5.17 Eldorado Substation: - An electrical substation located in Clark County, State of Nevada,
consisting of the General Facilities, the 230kV Switchyard, a 500kV switchyard, 500/230 kV
transformer banks, and all appurtenant facilities thereto.
5.18 Eldorado System Co-Owners: Department of Water and Power of the City of Los Angeles,
Nevada Power Company, Salt River Project Agricultural Improvement and Power District
and Southern California Edison Company.
5.19 Eldorado System Operating Agreement: The Eldorado System Operating Agreement
Between Department of Water and Power of the City of Los Angeles, Nevada Power
Company, Salt River Project Agricultural Improvement and Power District and Southern
California Edison Company dated September 1, 1972.

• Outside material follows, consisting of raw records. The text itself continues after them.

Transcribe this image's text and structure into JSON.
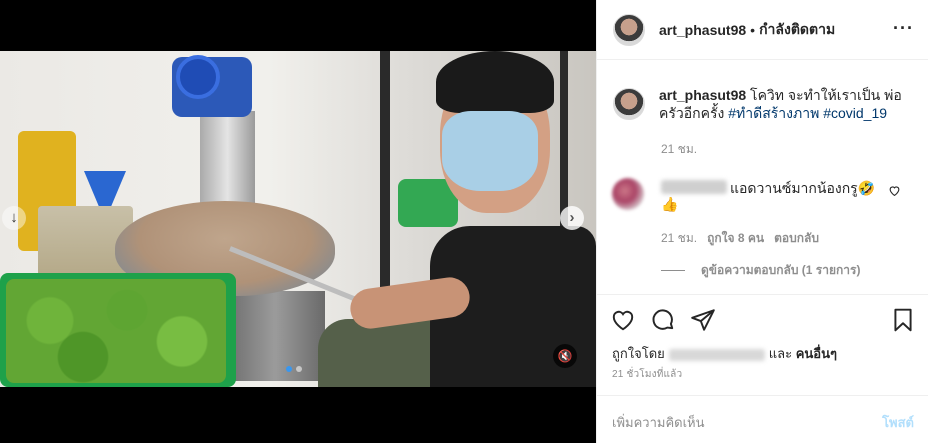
{
  "post": {
    "username": "art_phasut98",
    "separator": "•",
    "follow_status": "กำลังติดตาม",
    "more_icon": "more-horizontal-icon"
  },
  "caption": {
    "username": "art_phasut98",
    "text": "โควิท จะทำให้เราเป็น พ่อครัวอีกครั้ง",
    "hashtags": [
      "#ทำดีสร้างภาพ",
      "#covid_19"
    ],
    "time": "21 ชม."
  },
  "comment": {
    "text": "แอดวานซ์มากน้องกรู🤣",
    "emoji": "👍",
    "time": "21 ชม.",
    "likes": "ถูกใจ 8 คน",
    "reply": "ตอบกลับ",
    "view_replies": "ดูข้อความตอบกลับ (1 รายการ)"
  },
  "media": {
    "carousel_dots": 2,
    "active_dot": 0,
    "next_symbol": "›",
    "prev_symbol": "↓",
    "mute_symbol": "🔇"
  },
  "actions": {
    "liked_by_prefix": "ถูกใจโดย",
    "liked_by_suffix": "และ",
    "liked_by_others": "คนอื่นๆ",
    "posted_time": "21 ชั่วโมงที่แล้ว"
  },
  "add_comment": {
    "placeholder": "เพิ่มความคิดเห็น",
    "post_label": "โพสต์"
  }
}
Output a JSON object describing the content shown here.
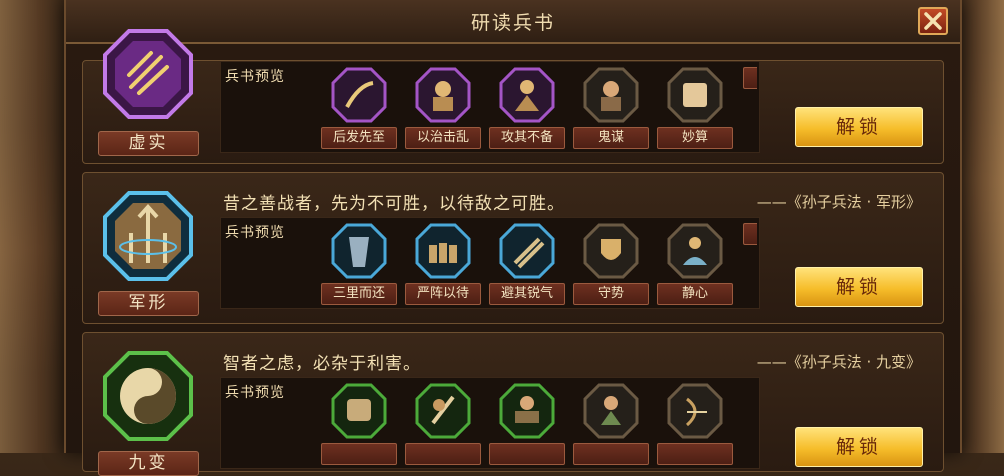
{
  "window": {
    "title": "研读兵书",
    "close_icon": "close-icon"
  },
  "rows": [
    {
      "book_name": "虚实",
      "emblem_icon": "purple-claw-emblem-icon",
      "preview_label": "兵书预览",
      "skills": [
        "后发先至",
        "以治击乱",
        "攻其不备",
        "鬼谋",
        "妙算"
      ],
      "unlock_label": "解锁"
    },
    {
      "book_name": "军形",
      "emblem_icon": "blue-spear-emblem-icon",
      "quote": "昔之善战者，先为不可胜，以待敌之可胜。",
      "source": "——《孙子兵法 · 军形》",
      "preview_label": "兵书预览",
      "skills": [
        "三里而还",
        "严阵以待",
        "避其锐气",
        "守势",
        "静心"
      ],
      "unlock_label": "解锁"
    },
    {
      "book_name": "九变",
      "emblem_icon": "green-yinyang-emblem-icon",
      "quote": "智者之虑，必杂于利害。",
      "source": "——《孙子兵法 · 九变》",
      "preview_label": "兵书预览",
      "skills": [
        "",
        "",
        "",
        "",
        ""
      ],
      "unlock_label": "解锁"
    }
  ],
  "colors": {
    "purple": "#9a4ac8",
    "blue": "#4aa8d8",
    "green": "#4caa3a",
    "gold": "#f6bd2a"
  }
}
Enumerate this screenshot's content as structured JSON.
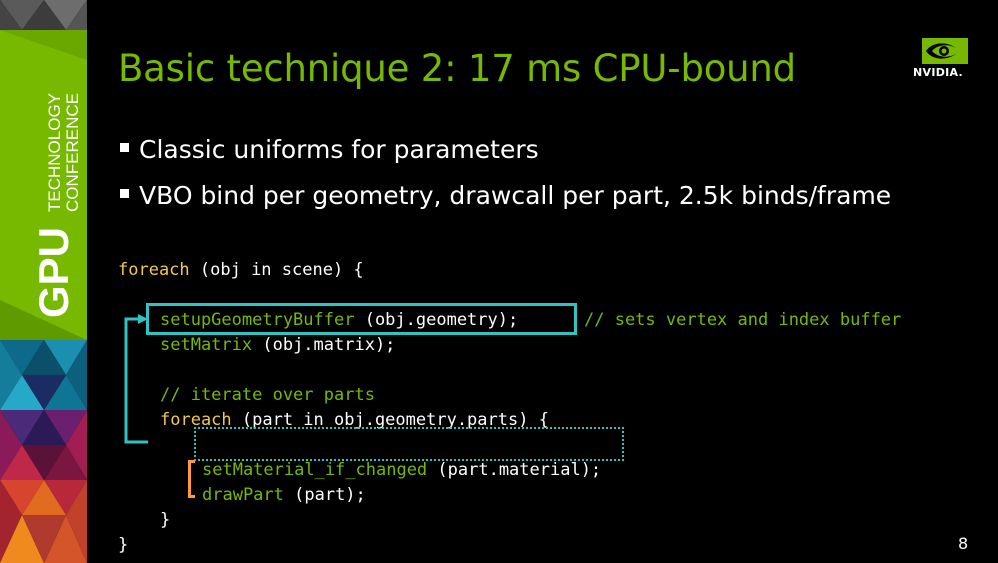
{
  "sidebar": {
    "line1": "GPU",
    "line2": "TECHNOLOGY",
    "line3": "CONFERENCE"
  },
  "slide": {
    "title": "Basic technique 2: 17 ms CPU-bound",
    "bullets": [
      "Classic uniforms for parameters",
      "VBO bind per geometry, drawcall per part, 2.5k binds/frame"
    ],
    "page_number": "8"
  },
  "logo": {
    "text": "NVIDIA."
  },
  "code": {
    "l1_kw": "foreach",
    "l1_rest": " (obj in scene) {",
    "l2_fn": "setupGeometryBuffer",
    "l2_rest": " (obj.geometry);",
    "l2_comment": "// sets vertex and index buffer",
    "l3_fn": "setMatrix",
    "l3_rest": " (obj.matrix);",
    "l4_comment": "// iterate over parts",
    "l5_kw": "foreach",
    "l5_rest": " (part in obj.geometry.parts) {",
    "l6_fn": "setMaterial_if_changed",
    "l6_rest": " (part.material);",
    "l7_fn": "drawPart",
    "l7_rest": " (part);",
    "l8": "}",
    "l9": "}"
  },
  "colors": {
    "accent_green": "#76b900",
    "keyword_yellow": "#f2c94c",
    "highlight_cyan": "#2ec4c4",
    "bracket_orange": "#ff9a3c"
  }
}
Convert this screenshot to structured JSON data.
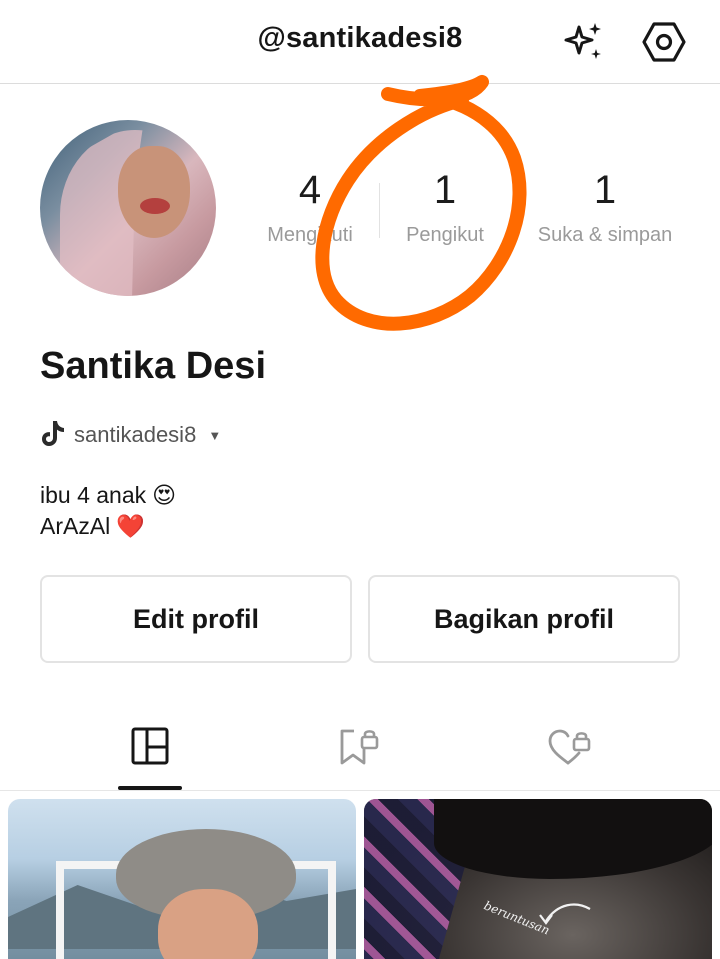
{
  "header": {
    "handle": "@santikadesi8",
    "sparkle_icon": "sparkles-icon",
    "settings_icon": "hexagon-settings-icon"
  },
  "profile": {
    "name": "Santika Desi",
    "tiktok_username": "santikadesi8",
    "bio_line1": "ibu 4 anak",
    "bio_line2": "ArAzAl",
    "bio_emoji1": "😍",
    "bio_emoji2": "❤️"
  },
  "stats": [
    {
      "value": "4",
      "label": "Mengikuti"
    },
    {
      "value": "1",
      "label": "Pengikut"
    },
    {
      "value": "1",
      "label": "Suka & simpan"
    }
  ],
  "buttons": {
    "edit": "Edit profil",
    "share": "Bagikan profil"
  },
  "tabs": [
    {
      "icon": "grid-icon",
      "active": true
    },
    {
      "icon": "bookmark-lock-icon",
      "active": false
    },
    {
      "icon": "heart-lock-icon",
      "active": false
    }
  ],
  "posts": [
    {
      "caption": ""
    },
    {
      "caption": "beruntusan"
    }
  ],
  "colors": {
    "annotation": "#ff6a00",
    "text": "#161616",
    "muted": "#9a9a9a"
  }
}
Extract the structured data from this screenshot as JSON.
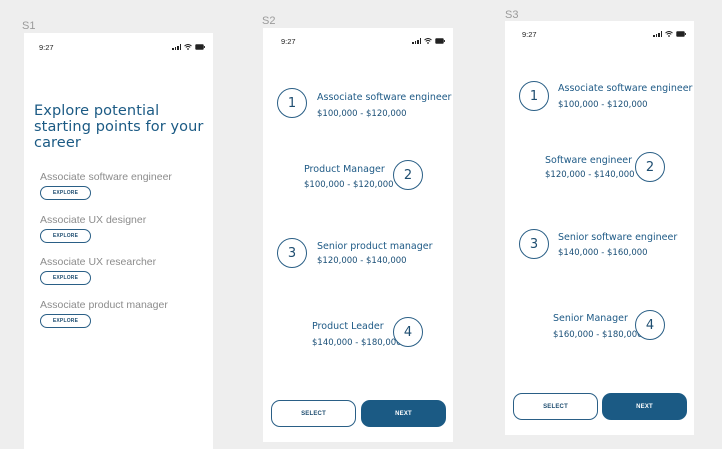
{
  "frames": {
    "s1": {
      "label": "S1"
    },
    "s2": {
      "label": "S2"
    },
    "s3": {
      "label": "S3"
    }
  },
  "status_bar": {
    "time": "9:27"
  },
  "s1": {
    "title": "Explore potential starting points for your career",
    "explore_label": "EXPLORE",
    "items": [
      {
        "label": "Associate software engineer"
      },
      {
        "label": "Associate UX designer"
      },
      {
        "label": "Associate UX researcher"
      },
      {
        "label": "Associate product manager"
      }
    ]
  },
  "s2": {
    "roles": [
      {
        "number": "1",
        "title": "Associate software engineer",
        "salary": "$100,000 - $120,000"
      },
      {
        "number": "2",
        "title": "Product Manager",
        "salary": "$100,000 - $120,000"
      },
      {
        "number": "3",
        "title": "Senior product manager",
        "salary": "$120,000 - $140,000"
      },
      {
        "number": "4",
        "title": "Product Leader",
        "salary": "$140,000 - $180,000"
      }
    ],
    "select_label": "SELECT",
    "next_label": "NEXT"
  },
  "s3": {
    "roles": [
      {
        "number": "1",
        "title": "Associate software engineer",
        "salary": "$100,000 - $120,000"
      },
      {
        "number": "2",
        "title": "Software engineer",
        "salary": "$120,000 - $140,000"
      },
      {
        "number": "3",
        "title": "Senior software engineer",
        "salary": "$140,000 - $160,000"
      },
      {
        "number": "4",
        "title": "Senior Manager",
        "salary": "$160,000 - $180,000"
      }
    ],
    "select_label": "SELECT",
    "next_label": "NEXT"
  },
  "colors": {
    "primary": "#1b5a84",
    "muted_text": "#8c8c8c",
    "canvas": "#eeeeee",
    "frame": "#ffffff"
  },
  "icons": [
    "signal-icon",
    "wifi-icon",
    "battery-icon"
  ]
}
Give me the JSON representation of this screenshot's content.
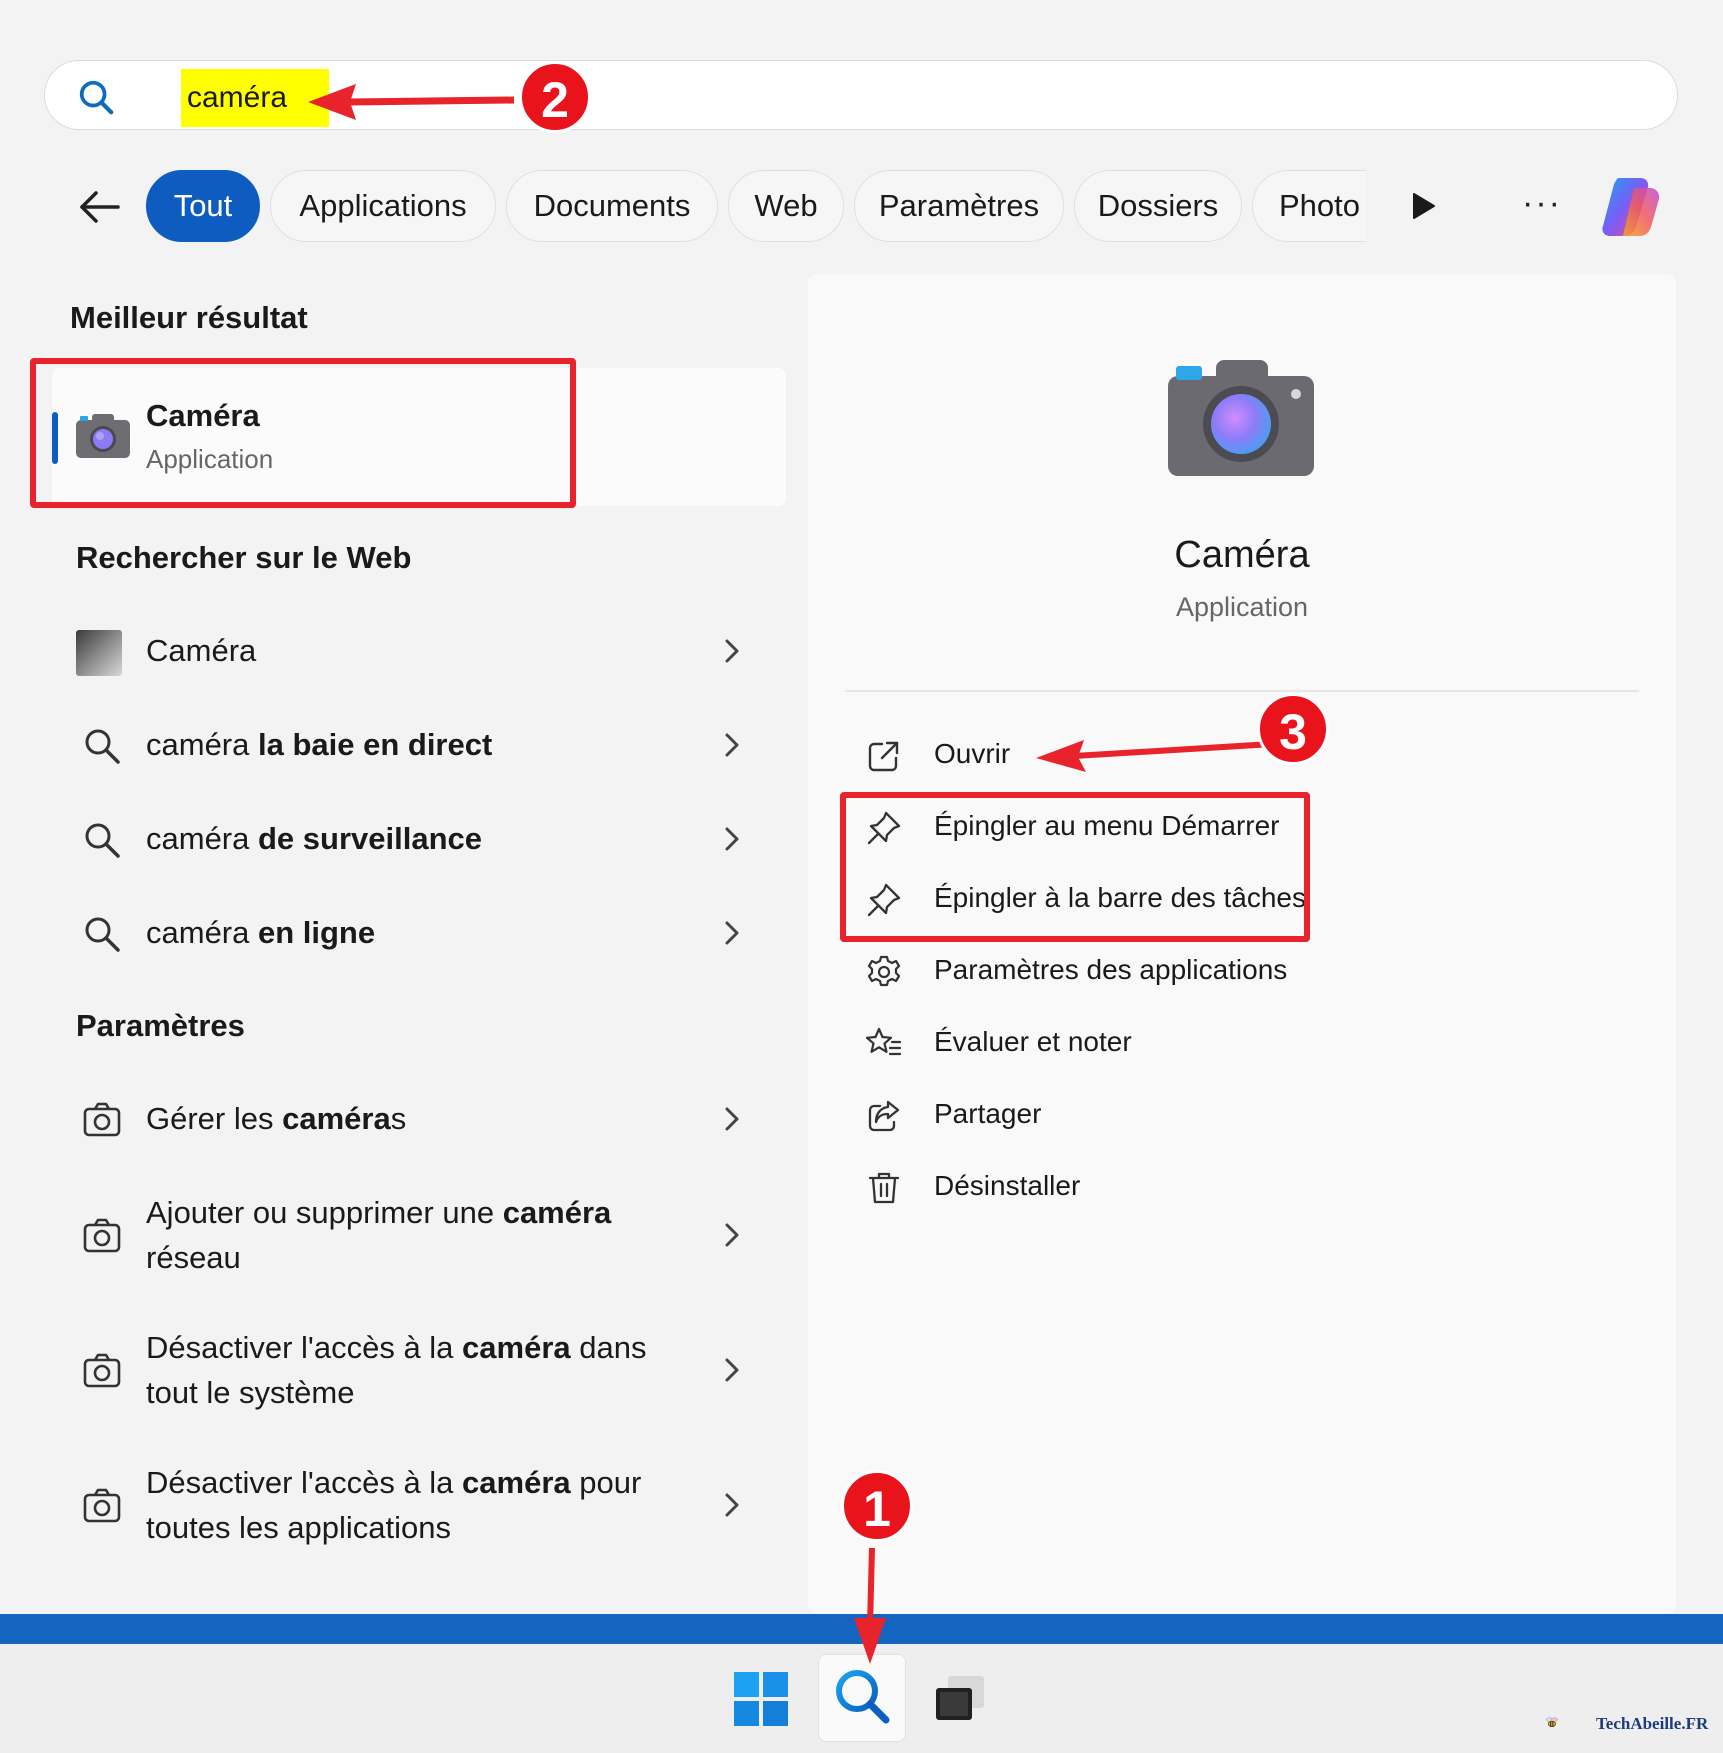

5.20 FERC: Federal Energy Regulatory Commission, or its regulatory successor.
5.21 FERC Accounts: The FERC's "Uniform System of Accounts Prescribed for Public Utilities
and Licensees," subject to the provisions of the Federal Power Act in effect as of the date of
this Agreement, and as such system of accounts may be in effect from time to time.
Reference in this Agreement to any specific FERC Account number shall mean the FERC
Account number in effect as of the effective date of this Agreement or any corresponding
successor FERC Account.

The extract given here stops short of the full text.